Shaw gets some of the best reactions of the evening, soaring around the venue with her signature “Air Canada” or “Monarch Butterfly" flying twirls.

Gisele Shaw is floored by Holidead
Gisele Shaw is floored by Holidead. Photography by Yaz Narcin

Back in the ring, Trish Adora from Washington DC is gearing up to wage war on her opponent, Mercedez Blaze. Trish is tall and strong, with dots of paint daubed on her face, and her hair piled carefully on top of her head. I’ve seen her perform before, and her calming off-stage presence, contrasted with the eruption of her performance, stuck with me. 

Describing herself as “the Afro-punk”, Trish Adora grew up watching wrestling with her dad and five brothers, becoming a wrestler herself after eight years in the army. 

“Naturally I’m very shy and reserved, but my character is the person I imagined I could be when I looked in the mirror. She speaks up for herself and others. She’s no-nonsense and tough as nails.” 

"My character is the person I imagined I could be when I looked in the mirror"

I watch in awe as Trish Adora (below) and Mercedez throw each other around the ring, never once breaking character as they’re slammed to the floor or throw themselves against the ropes. Every headlock, every choke, I worry for Trish—but she’s out of Mercedez’s holds faster than she’s put in them, punching the air with every victory, throwing out a cry for every setback. She doesn’t win this match, but you wouldn’t know it from the crowd. They love her. 

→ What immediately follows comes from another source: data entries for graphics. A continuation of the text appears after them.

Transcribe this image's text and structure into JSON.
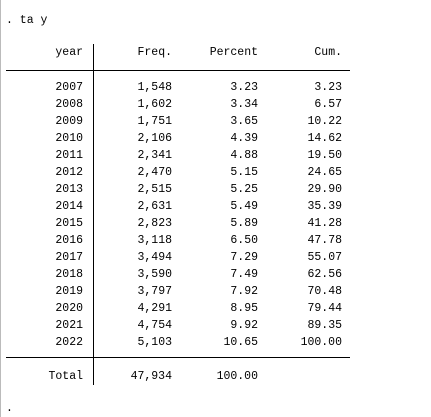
{
  "command": ". ta y",
  "table": {
    "header": [
      "year",
      "Freq.",
      "Percent",
      "Cum."
    ],
    "rows": [
      [
        "2007",
        "1,548",
        "3.23",
        "3.23"
      ],
      [
        "2008",
        "1,602",
        "3.34",
        "6.57"
      ],
      [
        "2009",
        "1,751",
        "3.65",
        "10.22"
      ],
      [
        "2010",
        "2,106",
        "4.39",
        "14.62"
      ],
      [
        "2011",
        "2,341",
        "4.88",
        "19.50"
      ],
      [
        "2012",
        "2,470",
        "5.15",
        "24.65"
      ],
      [
        "2013",
        "2,515",
        "5.25",
        "29.90"
      ],
      [
        "2014",
        "2,631",
        "5.49",
        "35.39"
      ],
      [
        "2015",
        "2,823",
        "5.89",
        "41.28"
      ],
      [
        "2016",
        "3,118",
        "6.50",
        "47.78"
      ],
      [
        "2017",
        "3,494",
        "7.29",
        "55.07"
      ],
      [
        "2018",
        "3,590",
        "7.49",
        "62.56"
      ],
      [
        "2019",
        "3,797",
        "7.92",
        "70.48"
      ],
      [
        "2020",
        "4,291",
        "8.95",
        "79.44"
      ],
      [
        "2021",
        "4,754",
        "9.92",
        "89.35"
      ],
      [
        "2022",
        "5,103",
        "10.65",
        "100.00"
      ]
    ],
    "total": [
      "Total",
      "47,934",
      "100.00"
    ]
  },
  "prompt": "."
}
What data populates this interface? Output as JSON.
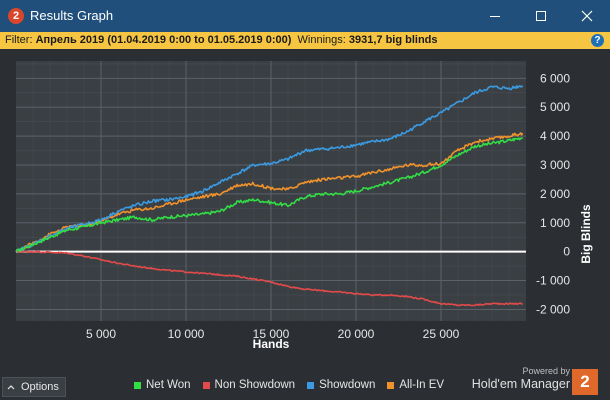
{
  "window": {
    "title": "Results Graph",
    "app_icon_label": "2"
  },
  "filter": {
    "label": "Filter: ",
    "value": "Апрель 2019 (01.04.2019 0:00 to 01.05.2019 0:00)",
    "winnings_label": "  Winnings: ",
    "winnings_value": "3931,7 big blinds",
    "help_icon": "question-icon"
  },
  "footer": {
    "options_label": "Options",
    "powered_by": "Powered by",
    "brand_name": "Hold'em Manager",
    "brand_logo_label": "2"
  },
  "colors": {
    "net_won": "#33dd44",
    "non_showdown": "#e34a4a",
    "showdown": "#3b9ae1",
    "all_in_ev": "#f0922b",
    "zero_line": "#ffffff"
  },
  "chart_data": {
    "type": "line",
    "title": "",
    "xlabel": "Hands",
    "ylabel": "Big Blinds",
    "xlim": [
      0,
      30000
    ],
    "ylim": [
      -2400,
      6600
    ],
    "x_ticks": [
      5000,
      10000,
      15000,
      20000,
      25000
    ],
    "x_tick_labels": [
      "5 000",
      "10 000",
      "15 000",
      "20 000",
      "25 000"
    ],
    "y_ticks": [
      6000,
      5000,
      4000,
      3000,
      2000,
      1000,
      0,
      -1000,
      -2000
    ],
    "y_tick_labels": [
      "6 000",
      "5 000",
      "4 000",
      "3 000",
      "2 000",
      "1 000",
      "0",
      "-1 000",
      "-2 000"
    ],
    "grid": true,
    "legend_position": "bottom",
    "series": [
      {
        "name": "Net Won",
        "key": "net_won",
        "x": [
          0,
          1000,
          2000,
          3000,
          4000,
          5000,
          6000,
          7000,
          8000,
          9000,
          10000,
          11000,
          12000,
          13000,
          14000,
          15000,
          16000,
          17000,
          18000,
          19000,
          20000,
          21000,
          22000,
          23000,
          24000,
          25000,
          26000,
          27000,
          28000,
          29000,
          29800
        ],
        "y": [
          0,
          250,
          500,
          750,
          850,
          1000,
          1100,
          1200,
          1100,
          1200,
          1250,
          1300,
          1400,
          1700,
          1800,
          1700,
          1600,
          1900,
          2000,
          2000,
          2100,
          2250,
          2400,
          2550,
          2750,
          3000,
          3350,
          3650,
          3750,
          3850,
          3950
        ]
      },
      {
        "name": "Non Showdown",
        "key": "non_showdown",
        "x": [
          0,
          1000,
          2000,
          3000,
          4000,
          5000,
          6000,
          7000,
          8000,
          9000,
          10000,
          11000,
          12000,
          13000,
          14000,
          15000,
          16000,
          17000,
          18000,
          19000,
          20000,
          21000,
          22000,
          23000,
          24000,
          25000,
          26000,
          27000,
          28000,
          29000,
          29800
        ],
        "y": [
          0,
          0,
          -20,
          -50,
          -150,
          -280,
          -400,
          -500,
          -580,
          -650,
          -700,
          -750,
          -800,
          -850,
          -950,
          -1050,
          -1200,
          -1300,
          -1350,
          -1400,
          -1450,
          -1500,
          -1500,
          -1550,
          -1650,
          -1800,
          -1850,
          -1850,
          -1800,
          -1800,
          -1800
        ]
      },
      {
        "name": "Showdown",
        "key": "showdown",
        "x": [
          0,
          1000,
          2000,
          3000,
          4000,
          5000,
          6000,
          7000,
          8000,
          9000,
          10000,
          11000,
          12000,
          13000,
          14000,
          15000,
          16000,
          17000,
          18000,
          19000,
          20000,
          21000,
          22000,
          23000,
          24000,
          25000,
          26000,
          27000,
          28000,
          29000,
          29800
        ],
        "y": [
          0,
          250,
          550,
          800,
          950,
          1100,
          1400,
          1600,
          1750,
          1800,
          1900,
          2100,
          2400,
          2700,
          3000,
          3050,
          3200,
          3500,
          3550,
          3600,
          3700,
          3800,
          3900,
          4150,
          4500,
          4800,
          5150,
          5500,
          5700,
          5650,
          5750
        ]
      },
      {
        "name": "All-In EV",
        "key": "all_in_ev",
        "x": [
          0,
          1000,
          2000,
          3000,
          4000,
          5000,
          6000,
          7000,
          8000,
          9000,
          10000,
          11000,
          12000,
          13000,
          14000,
          15000,
          16000,
          17000,
          18000,
          19000,
          20000,
          21000,
          22000,
          23000,
          24000,
          25000,
          26000,
          27000,
          28000,
          29000,
          29800
        ],
        "y": [
          0,
          300,
          600,
          850,
          900,
          1050,
          1300,
          1450,
          1500,
          1650,
          1800,
          1900,
          2000,
          2300,
          2350,
          2200,
          2150,
          2400,
          2500,
          2550,
          2600,
          2750,
          2850,
          3000,
          3000,
          3050,
          3500,
          3800,
          3900,
          4000,
          4100
        ]
      }
    ]
  }
}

“Wrestling helps me with my depression and anxiety, and it empowers me completely. When I wouldn’t usually speak in front of an audience, I yell. When I wouldn’t usually walk out in front of an audience, I burst through the curtains. I extend myself in ways I never have before, and it feels so good to finally have a positive outlet and something I can be proud of.”

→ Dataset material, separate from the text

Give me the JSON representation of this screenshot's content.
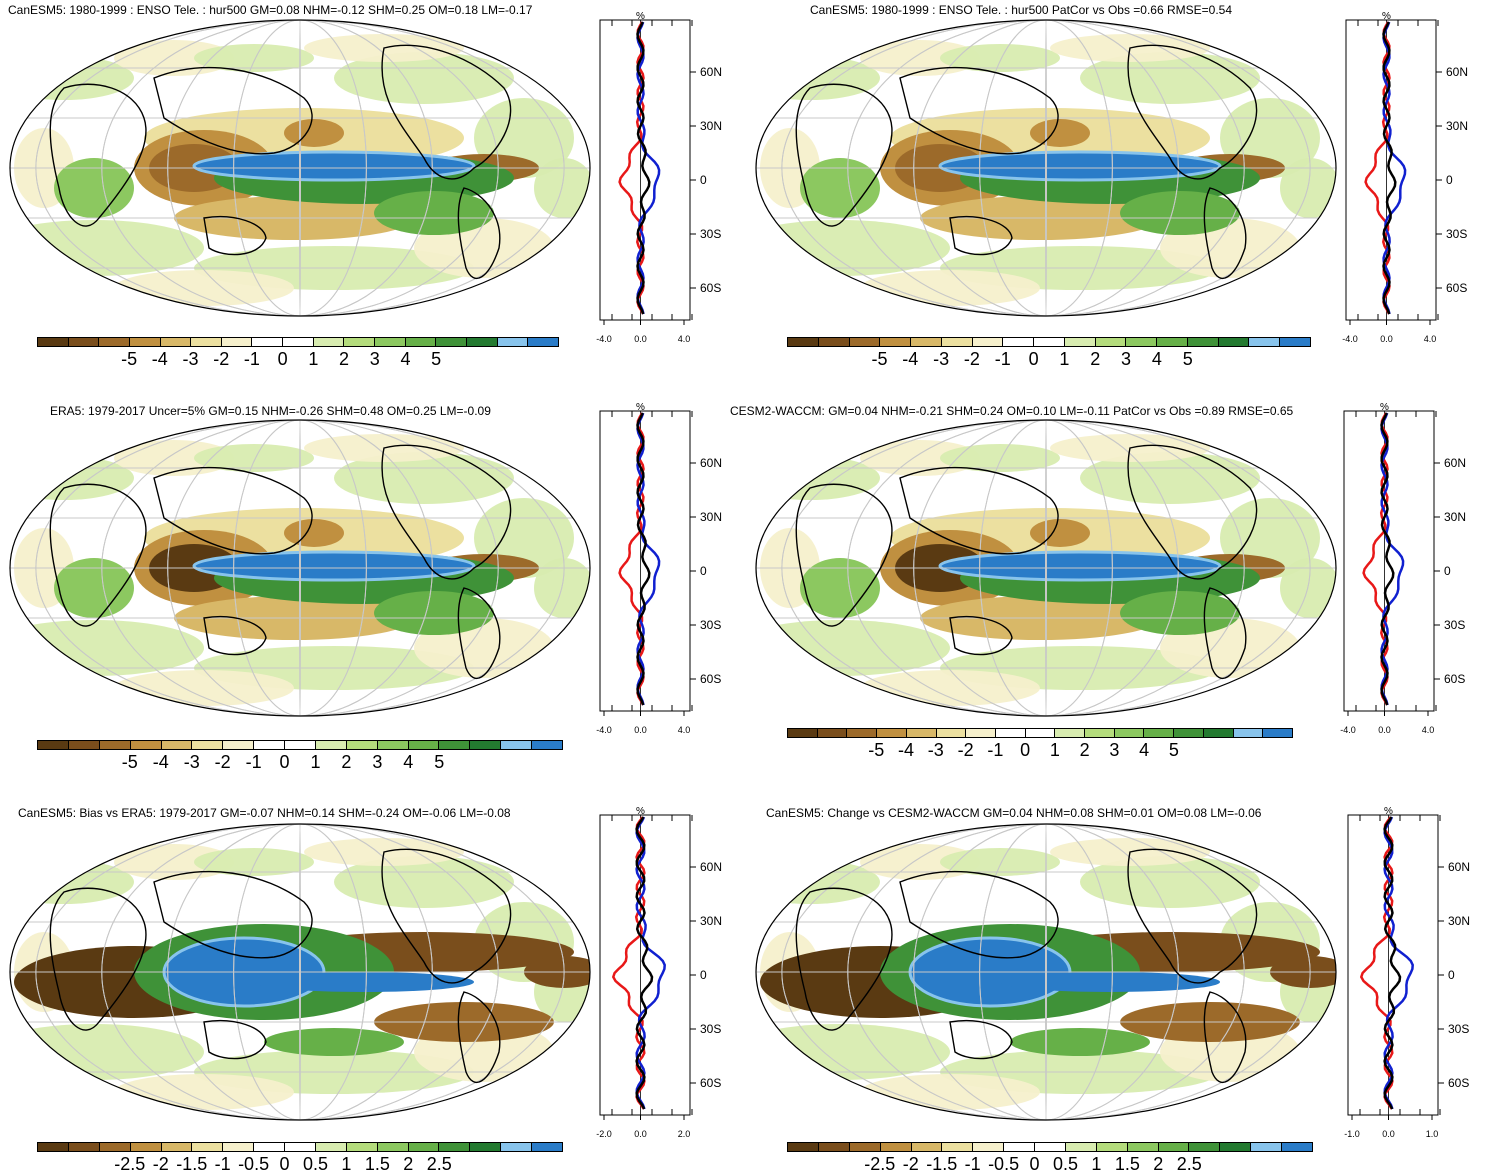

Trish Adora the Afro Punk in action
Photography by Yaz Narcin

Despite the amazing work EVE has done, gripes with the industry at large aren’t entirely over yet. 

Trish Adora laments that she remains “generally fairly frustrated with the treatment of black wrestlers. There’s a depth to the black experience, and it doesn’t always get portrayed in a positive light.”

Holidead struggles with the fact that “just because you work hard, it doesn't mean that hard work will be rewarded. Like any business, there are always politics at play.”

Meanwhile, mainstream wrestling promotions don't seem entirely happy with EVE's success. “WWE can cause us problems,” Emily muses. 

 “It’s like we’re allowed to do so much,” Dann explains, “but if we get too big for our boots, they’ll shut us down…” 

Jayla Dark's final show wrestling
Photography by Yaz Narcin

One night I attend the final match for Scottish wrestler Jayla Dark (above) before her retirement. As the bout finishes there’s a roar from the upstairs balcony, where performers await their moment on stage. They run down to embrace her, some laughing, some crying, now dressed in comfy tracksuits instead of colourful spandex. And in a moment these women are transformed from their characters, with their rivalries, and their bravado, into sisters. 

“I wanted to build a platform where women could be safe and reach their potential—and we did,” Emily gushes. “But for some reason, I didn’t expect the community… and it’s beautiful. We built a family.”